Hal tersebut disampaikan oleh , Ketua Yayasan Al I’tisham sekaligus Komisioner (BWI) dua periode, usai menyaksikan langsung Bazar Amal Ramadhan,, Ahad (6/3/2026).

Menurutnya, istilah zakat profesi sebenarnya tidak dikenal dalam literatur klasik fikih. Konsep ini baru dirumuskan dalam forum ulama internasional pada tahun 1984 yang membahas perkembangan bentuk-bentuk penghasilan modern.

“Zakat profesi itu diputuskan pada tahun 1984 dalam pertemuan fikih dunia yang berlangsung di Kuwait. Sebelumnya istilah ini memang belum ada,” jelas ust Hendri.

Ia menjelaskan bahwa lahirnya konsep zakat profesi merupakan upaya ulama menjawab perubahan sistem ekonomi masyarakat.

Jika dahulu penghasilan banyak bersumber dari perdagangan atau pertanian, kini semakin banyak berasal dari profesi, pekerjaan jasa, hingga aktivitas ekonomi digital.

Fenomena ini bahkan mulai terlihat pada generasi muda yang sejak usia belasan tahun sudah terbiasa menggunakan smartphone. Melalui perangkat tersebut, sebagian anak dan remaja dapat memperoleh penghasilan dari berbagai aktivitas digital seperti konten kreator, perdagangan daring, atau layanan digital lainnya.

Dalam kajian fikih, ulama kemudian melakukan analogi (qiyas) dengan zakat hasil pertanian.
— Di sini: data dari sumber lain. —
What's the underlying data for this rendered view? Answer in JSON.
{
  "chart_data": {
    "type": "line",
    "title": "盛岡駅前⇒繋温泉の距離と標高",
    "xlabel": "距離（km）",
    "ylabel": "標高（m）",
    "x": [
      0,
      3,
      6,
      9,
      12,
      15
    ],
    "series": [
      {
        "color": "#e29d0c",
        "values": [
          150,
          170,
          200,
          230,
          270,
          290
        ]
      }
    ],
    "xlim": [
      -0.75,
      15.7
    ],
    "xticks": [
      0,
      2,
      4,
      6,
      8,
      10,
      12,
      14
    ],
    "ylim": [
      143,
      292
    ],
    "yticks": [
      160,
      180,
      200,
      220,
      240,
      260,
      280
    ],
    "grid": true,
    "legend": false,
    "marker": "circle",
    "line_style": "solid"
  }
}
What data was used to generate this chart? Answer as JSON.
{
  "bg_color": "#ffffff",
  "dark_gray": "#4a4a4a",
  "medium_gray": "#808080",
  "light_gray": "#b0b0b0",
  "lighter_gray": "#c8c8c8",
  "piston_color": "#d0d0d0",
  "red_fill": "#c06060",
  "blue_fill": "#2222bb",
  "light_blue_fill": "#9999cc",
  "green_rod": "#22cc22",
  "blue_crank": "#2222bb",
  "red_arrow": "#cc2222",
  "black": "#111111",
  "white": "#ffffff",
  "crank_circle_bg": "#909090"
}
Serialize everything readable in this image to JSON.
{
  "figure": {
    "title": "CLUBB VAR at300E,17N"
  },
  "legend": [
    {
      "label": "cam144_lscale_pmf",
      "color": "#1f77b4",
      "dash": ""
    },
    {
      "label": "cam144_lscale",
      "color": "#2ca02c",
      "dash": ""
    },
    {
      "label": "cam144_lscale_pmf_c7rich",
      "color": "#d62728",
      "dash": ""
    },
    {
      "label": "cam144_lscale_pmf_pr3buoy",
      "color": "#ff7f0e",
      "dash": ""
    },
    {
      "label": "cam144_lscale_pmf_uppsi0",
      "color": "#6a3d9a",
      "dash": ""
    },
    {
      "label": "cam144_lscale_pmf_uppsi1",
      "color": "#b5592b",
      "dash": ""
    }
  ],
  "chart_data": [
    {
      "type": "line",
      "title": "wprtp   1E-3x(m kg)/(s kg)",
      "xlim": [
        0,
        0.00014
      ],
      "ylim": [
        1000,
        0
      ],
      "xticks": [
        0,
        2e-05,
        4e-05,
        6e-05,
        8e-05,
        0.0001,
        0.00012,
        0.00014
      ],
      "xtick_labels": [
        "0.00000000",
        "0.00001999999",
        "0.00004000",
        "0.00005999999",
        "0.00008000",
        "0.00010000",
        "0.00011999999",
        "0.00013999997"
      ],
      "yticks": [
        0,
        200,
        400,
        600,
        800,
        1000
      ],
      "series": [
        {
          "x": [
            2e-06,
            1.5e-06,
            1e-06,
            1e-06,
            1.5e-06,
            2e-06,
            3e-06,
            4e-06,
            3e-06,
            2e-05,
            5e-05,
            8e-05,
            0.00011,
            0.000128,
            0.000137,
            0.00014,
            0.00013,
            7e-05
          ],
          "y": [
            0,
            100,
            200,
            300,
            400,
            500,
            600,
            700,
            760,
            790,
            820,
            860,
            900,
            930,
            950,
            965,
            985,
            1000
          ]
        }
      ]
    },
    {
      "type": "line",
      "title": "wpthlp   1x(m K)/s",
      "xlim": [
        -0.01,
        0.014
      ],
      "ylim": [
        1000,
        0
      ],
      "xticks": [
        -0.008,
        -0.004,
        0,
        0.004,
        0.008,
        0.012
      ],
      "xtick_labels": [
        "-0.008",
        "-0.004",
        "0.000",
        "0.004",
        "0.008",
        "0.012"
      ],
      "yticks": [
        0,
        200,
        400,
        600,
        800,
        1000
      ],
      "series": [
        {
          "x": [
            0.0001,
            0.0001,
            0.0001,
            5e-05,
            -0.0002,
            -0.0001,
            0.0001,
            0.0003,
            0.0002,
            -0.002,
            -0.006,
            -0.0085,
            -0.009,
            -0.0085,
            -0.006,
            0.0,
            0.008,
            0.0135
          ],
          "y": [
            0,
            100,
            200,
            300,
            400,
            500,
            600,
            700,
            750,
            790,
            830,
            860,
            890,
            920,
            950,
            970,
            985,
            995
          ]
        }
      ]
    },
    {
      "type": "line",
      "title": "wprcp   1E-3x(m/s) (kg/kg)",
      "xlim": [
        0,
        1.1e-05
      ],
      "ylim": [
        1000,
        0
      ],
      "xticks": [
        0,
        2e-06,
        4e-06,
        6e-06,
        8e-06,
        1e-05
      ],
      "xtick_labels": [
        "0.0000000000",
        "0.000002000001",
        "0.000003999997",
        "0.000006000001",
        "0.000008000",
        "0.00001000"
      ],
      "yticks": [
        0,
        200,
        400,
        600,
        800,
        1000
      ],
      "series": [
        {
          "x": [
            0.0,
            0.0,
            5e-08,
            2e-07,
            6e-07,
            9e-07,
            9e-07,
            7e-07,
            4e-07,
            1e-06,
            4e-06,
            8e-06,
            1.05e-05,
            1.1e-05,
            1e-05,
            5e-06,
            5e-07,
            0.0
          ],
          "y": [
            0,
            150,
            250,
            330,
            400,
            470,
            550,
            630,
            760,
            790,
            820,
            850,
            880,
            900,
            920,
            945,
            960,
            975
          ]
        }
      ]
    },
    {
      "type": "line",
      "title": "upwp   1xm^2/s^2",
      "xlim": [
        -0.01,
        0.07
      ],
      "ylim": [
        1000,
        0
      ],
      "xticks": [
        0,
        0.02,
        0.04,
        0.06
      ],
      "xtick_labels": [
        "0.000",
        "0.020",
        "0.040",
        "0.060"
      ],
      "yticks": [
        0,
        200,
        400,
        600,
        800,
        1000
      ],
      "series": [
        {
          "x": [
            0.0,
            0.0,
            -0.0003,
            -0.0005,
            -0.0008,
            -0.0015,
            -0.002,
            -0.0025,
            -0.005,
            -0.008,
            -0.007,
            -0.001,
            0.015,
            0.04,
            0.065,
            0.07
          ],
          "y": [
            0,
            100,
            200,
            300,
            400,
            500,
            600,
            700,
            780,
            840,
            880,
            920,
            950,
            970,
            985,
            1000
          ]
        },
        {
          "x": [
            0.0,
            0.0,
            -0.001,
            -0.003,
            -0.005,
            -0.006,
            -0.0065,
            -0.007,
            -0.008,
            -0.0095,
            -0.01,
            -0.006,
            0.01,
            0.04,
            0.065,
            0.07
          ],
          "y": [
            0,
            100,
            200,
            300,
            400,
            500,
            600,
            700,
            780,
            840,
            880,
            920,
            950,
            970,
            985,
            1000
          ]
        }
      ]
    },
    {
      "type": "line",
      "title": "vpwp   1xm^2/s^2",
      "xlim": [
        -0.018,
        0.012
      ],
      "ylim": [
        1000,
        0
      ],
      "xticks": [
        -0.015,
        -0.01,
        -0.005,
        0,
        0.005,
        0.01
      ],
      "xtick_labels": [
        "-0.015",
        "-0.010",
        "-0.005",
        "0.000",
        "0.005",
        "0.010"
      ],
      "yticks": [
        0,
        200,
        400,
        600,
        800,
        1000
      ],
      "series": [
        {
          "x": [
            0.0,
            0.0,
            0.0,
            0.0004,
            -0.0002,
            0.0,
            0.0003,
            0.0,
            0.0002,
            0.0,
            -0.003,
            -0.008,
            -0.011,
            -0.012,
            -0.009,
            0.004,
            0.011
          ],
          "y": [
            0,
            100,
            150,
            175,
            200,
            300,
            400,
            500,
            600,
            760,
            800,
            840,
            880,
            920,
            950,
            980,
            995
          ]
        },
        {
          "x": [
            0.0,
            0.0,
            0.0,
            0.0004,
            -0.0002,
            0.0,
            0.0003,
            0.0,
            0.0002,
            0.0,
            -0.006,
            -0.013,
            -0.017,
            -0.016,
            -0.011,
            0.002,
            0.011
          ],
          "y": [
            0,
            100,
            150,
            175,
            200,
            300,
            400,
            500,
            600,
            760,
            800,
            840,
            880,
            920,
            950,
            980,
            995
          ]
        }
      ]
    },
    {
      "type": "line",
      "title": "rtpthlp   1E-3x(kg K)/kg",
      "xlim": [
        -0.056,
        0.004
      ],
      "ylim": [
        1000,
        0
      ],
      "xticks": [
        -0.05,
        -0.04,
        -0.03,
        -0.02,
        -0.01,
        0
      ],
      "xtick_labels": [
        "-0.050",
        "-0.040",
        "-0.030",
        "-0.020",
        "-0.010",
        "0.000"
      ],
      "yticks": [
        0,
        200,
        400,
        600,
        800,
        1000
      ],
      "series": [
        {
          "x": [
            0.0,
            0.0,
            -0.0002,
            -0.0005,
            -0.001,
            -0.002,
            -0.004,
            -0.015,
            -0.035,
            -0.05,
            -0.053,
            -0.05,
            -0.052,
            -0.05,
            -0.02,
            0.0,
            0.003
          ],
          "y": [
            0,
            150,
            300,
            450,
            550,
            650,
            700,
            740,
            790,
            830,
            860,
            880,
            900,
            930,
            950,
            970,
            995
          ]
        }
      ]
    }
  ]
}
Pada zakat pertanian, seorang petani wajib mengeluarkan zakat setiap kali panen tanpa menghitung secara rinci biaya produksi.

“Kalau petani ketika panen langsung membayar zakat tanpa melihat berapa biaya pupuk atau tenaga kerja, maka orang yang memiliki penghasilan besar dari profesinya juga dianjurkan menunaikan zakat,” ujarnya.

Ia mencontohkan, seseorang yang memiliki penghasilan besar dapat mengeluarkan zakat sebesar 2,5 persen dari penghasilannya. Jika dihitung secara tahunan, jumlahnya bisa cukup besar. Karena itu, pembayaran zakat profesi sering dianjurkan dilakukan setiap bulan sebagai bentuk cicilan dari zakat tahunan.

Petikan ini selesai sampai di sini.